Part of a larger phenomenon

These are only the tip of the iceberg. Public maladministration of different sorts has impaired the good functioning of many sectors of activity in the country. It is the reason why, when there are heavy rains, it’s only then that it is discovered that drains, rivers, waterways, etc., are cluttered up with litter, including plastics of all sorts. Or, it’s when water supply starts getting rationed that long-standing inaction to replace underground pipes in a state of utter disrepair needing to be replaced for 50 years or so surfaces up.

If there are so many protests in different parts of the world today, such as the one in Iran at the turn of the new year and the one on-going in Tunisia at the moment by people feeling increasingly economically oppressed, it’s because of the same type of public sector indifference to public welfare once governments are installed in power.
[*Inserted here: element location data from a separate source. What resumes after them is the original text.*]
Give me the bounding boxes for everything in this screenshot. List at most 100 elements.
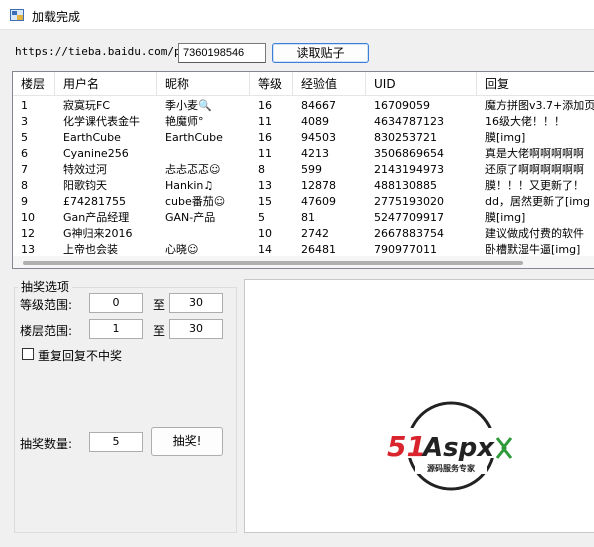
table-cell: 1 bbox=[21, 99, 28, 112]
table-cell: 16709059 bbox=[374, 99, 430, 112]
repeat-reply-checkbox[interactable] bbox=[22, 348, 34, 360]
table-cell: 12 bbox=[21, 227, 35, 240]
table-row[interactable]: 6 Cyanine256 11 4213 3506869654 真是大佬啊啊啊啊啊 bbox=[13, 146, 594, 162]
table-cell: 4089 bbox=[301, 115, 329, 128]
table-cell: 魔方拼图v3.7+添加页 bbox=[485, 99, 594, 112]
table-cell: 艳魔师° bbox=[165, 115, 204, 128]
table-cell: 488130885 bbox=[374, 179, 437, 192]
table-cell: 膜[img] bbox=[485, 211, 526, 224]
table-cell: 还原了啊啊啊啊啊啊 bbox=[485, 163, 584, 176]
table-cell: 2667883754 bbox=[374, 227, 444, 240]
table-cell: 11 bbox=[258, 115, 272, 128]
table-row[interactable]: 8 阳歌钧天 Hankin♫ 13 12878 488130885 膜！！！又更新了！ bbox=[13, 178, 594, 194]
svg-text:源码服务专家: 源码服务专家 bbox=[427, 463, 476, 473]
table-row[interactable]: 12 G神归来2016 10 2742 2667883754 建议做成付费的软件 bbox=[13, 226, 594, 242]
app-icon bbox=[10, 9, 24, 21]
table-cell: 2775193020 bbox=[374, 195, 444, 208]
url-prefix-label: https://tieba.baidu.com/p/ bbox=[15, 45, 188, 58]
table-cell: 4213 bbox=[301, 147, 329, 160]
table-cell: 830253721 bbox=[374, 131, 437, 144]
draw-button[interactable]: 抽奖! bbox=[151, 427, 223, 456]
table-cell: Cyanine256 bbox=[63, 147, 129, 160]
title-bar: 加载完成 bbox=[0, 0, 594, 30]
table-row[interactable]: 3 化学课代表金牛 艳魔师° 11 4089 4634787123 16级大佬！！！ bbox=[13, 114, 594, 130]
table-cell: 16 bbox=[258, 131, 272, 144]
column-header[interactable]: 回复 bbox=[477, 72, 594, 96]
table-row[interactable]: 10 Gan产品经理 GAN-产品 5 81 5247709917 膜[img] bbox=[13, 210, 594, 226]
table-cell: 9 bbox=[21, 195, 28, 208]
table-cell: 季小麦🔍 bbox=[165, 99, 212, 112]
table-cell: GAN-产品 bbox=[165, 211, 216, 224]
level-to-label: 至 bbox=[153, 298, 166, 312]
table-cell: Hankin♫ bbox=[165, 179, 214, 192]
table-cell: 2143194973 bbox=[374, 163, 444, 176]
replies-table[interactable]: 楼层 用户名 昵称 等级 经验值 UID 回复 1 寂寞玩FC 季小麦🔍 16 8466… bbox=[12, 71, 594, 269]
table-cell: 16级大佬！！！ bbox=[485, 115, 565, 128]
table-cell: 5 bbox=[258, 211, 265, 224]
table-cell: 3506869654 bbox=[374, 147, 444, 160]
table-cell: Gan产品经理 bbox=[63, 211, 130, 224]
column-header[interactable]: UID bbox=[366, 72, 477, 96]
table-cell: 15 bbox=[258, 195, 272, 208]
table-cell: G神归来2016 bbox=[63, 227, 133, 240]
table-cell: 化学课代表金牛 bbox=[63, 115, 140, 128]
table-cell: EarthCube bbox=[165, 131, 223, 144]
floor-to-label: 至 bbox=[153, 324, 166, 338]
floor-from-input[interactable]: 1 bbox=[89, 319, 143, 339]
table-cell: 16 bbox=[258, 99, 272, 112]
table-cell: 7 bbox=[21, 163, 28, 176]
table-cell: 5 bbox=[21, 131, 28, 144]
table-cell: 3 bbox=[21, 115, 28, 128]
table-row[interactable]: 9 £74281755 cube番茄☺ 15 47609 2775193020 dd，居然更… bbox=[13, 194, 594, 210]
svg-text:51: 51 bbox=[387, 430, 426, 463]
table-row[interactable]: 1 寂寞玩FC 季小麦🔍 16 84667 16709059 魔方拼图v3.7+添加页 bbox=[13, 98, 594, 114]
table-cell: 81 bbox=[301, 211, 315, 224]
brand-logo: 51 Aspx 源码服务专家 bbox=[387, 401, 519, 491]
table-cell: 忐忐忑忑☺ bbox=[165, 163, 221, 176]
table-cell: 599 bbox=[301, 163, 322, 176]
table-cell: 12878 bbox=[301, 179, 336, 192]
table-cell: 4634787123 bbox=[374, 115, 444, 128]
table-cell: 5247709917 bbox=[374, 211, 444, 224]
thread-id-input[interactable]: 7360198546 bbox=[178, 43, 266, 63]
table-cell: 膜！！！又更新了！ bbox=[485, 179, 584, 192]
floor-to-input[interactable]: 30 bbox=[169, 319, 223, 339]
table-cell: 特效过河 bbox=[63, 163, 107, 176]
table-cell bbox=[157, 226, 250, 242]
column-header[interactable]: 经验值 bbox=[293, 72, 366, 96]
draw-count-label: 抽奖数量: bbox=[20, 437, 73, 451]
scrollbar-thumb[interactable] bbox=[23, 261, 523, 265]
table-cell: 寂寞玩FC bbox=[63, 99, 111, 112]
draw-count-input[interactable]: 5 bbox=[89, 432, 143, 452]
svg-text:Aspx: Aspx bbox=[421, 433, 495, 463]
table-cell: cube番茄☺ bbox=[165, 195, 226, 208]
table-cell: £74281755 bbox=[63, 195, 126, 208]
column-header[interactable]: 等级 bbox=[250, 72, 293, 96]
read-post-button[interactable]: 读取贴子 bbox=[272, 43, 369, 63]
table-cell: dd，居然更新了[img bbox=[485, 195, 591, 208]
horizontal-scrollbar[interactable] bbox=[13, 256, 594, 268]
level-from-input[interactable]: 0 bbox=[89, 293, 143, 313]
level-to-input[interactable]: 30 bbox=[169, 293, 223, 313]
table-cell: 11 bbox=[258, 147, 272, 160]
table-cell: 2742 bbox=[301, 227, 329, 240]
repeat-reply-label[interactable]: 重复回复不中奖 bbox=[38, 347, 122, 364]
level-range-label: 等级范围: bbox=[20, 298, 73, 312]
column-header[interactable]: 楼层 bbox=[13, 72, 55, 96]
table-cell: 膜[img] bbox=[485, 131, 526, 144]
table-cell: 6 bbox=[21, 147, 28, 160]
options-group-title: 抽奖选项 bbox=[18, 278, 73, 295]
table-cell: 10 bbox=[21, 211, 35, 224]
table-header: 楼层 用户名 昵称 等级 经验值 UID 回复 bbox=[13, 72, 594, 96]
table-cell: 真是大佬啊啊啊啊啊 bbox=[485, 147, 584, 160]
window-title: 加载完成 bbox=[32, 10, 81, 24]
table-cell: 8 bbox=[258, 163, 265, 176]
column-header[interactable]: 用户名 bbox=[55, 72, 157, 96]
table-cell: 10 bbox=[258, 227, 272, 240]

The majority of people face not only pressures from growing inequalities of income and wealth as government policies of austerity disband the welfare state, make jobs precarious through hire and fire contracts or encourage automation and weaken trade unions, socialise losses and privatise gains in favour of the speculative financial sector and end up concentrating it at the top of the income and wealth pyramid. The people also face inequalities of opportunity and of power. It looks as if they give power to politicians for the latter to disempower them by doing the bidding of greedy corporates in the name of the so-called “free market”.

Governments, whether left or right-leaning, become indifferent because they are soon captured by the pursuit of private, including corporate, interests, no matter the cost of such indifference to public welfare. The existential threat to a united EU derives from the same source as the one likely to set America on a more or less standalone course.

Social dislocation

The situation is becoming untenable in the face of popular revolt because governments, trapped in the ultraliberal mode of delivery of social policies, are finding themselves clueless how to address the so-many legitimate demands of populations to set the balance right. For decades now, the State has retreated in front of corporate power and is left with no plausible ideology to enable the social participation of the citizen, or to help him participate more fully in the social endeavour and flourish, as it has been the case in the post-war period up to the 1970s.

Rather than addressing who is going to take up the reins of government at the next turn of events, the priority should have been to address how the vacuum in terms of the correct political ideology should have been filled. Political parties, as they have evolved in past decades are, unfortunately, not in a position to reinvent themselves given the amount of entrenched damage they’ve fostered with their pursuit of unthinking ultraliberal policies.

They’ve allowed their social responsibility to shrink, wilfully. This is the reality. Unless this failure is firmly and radically addressed as a priority and there’s a realistic new re-balancing, social dislocation is unlikely to see a turnaround for the better. In such a case, successive governments will keep delivering short-term palliatives, far inferior to the strides they were able to make socially in the immediate post-war period.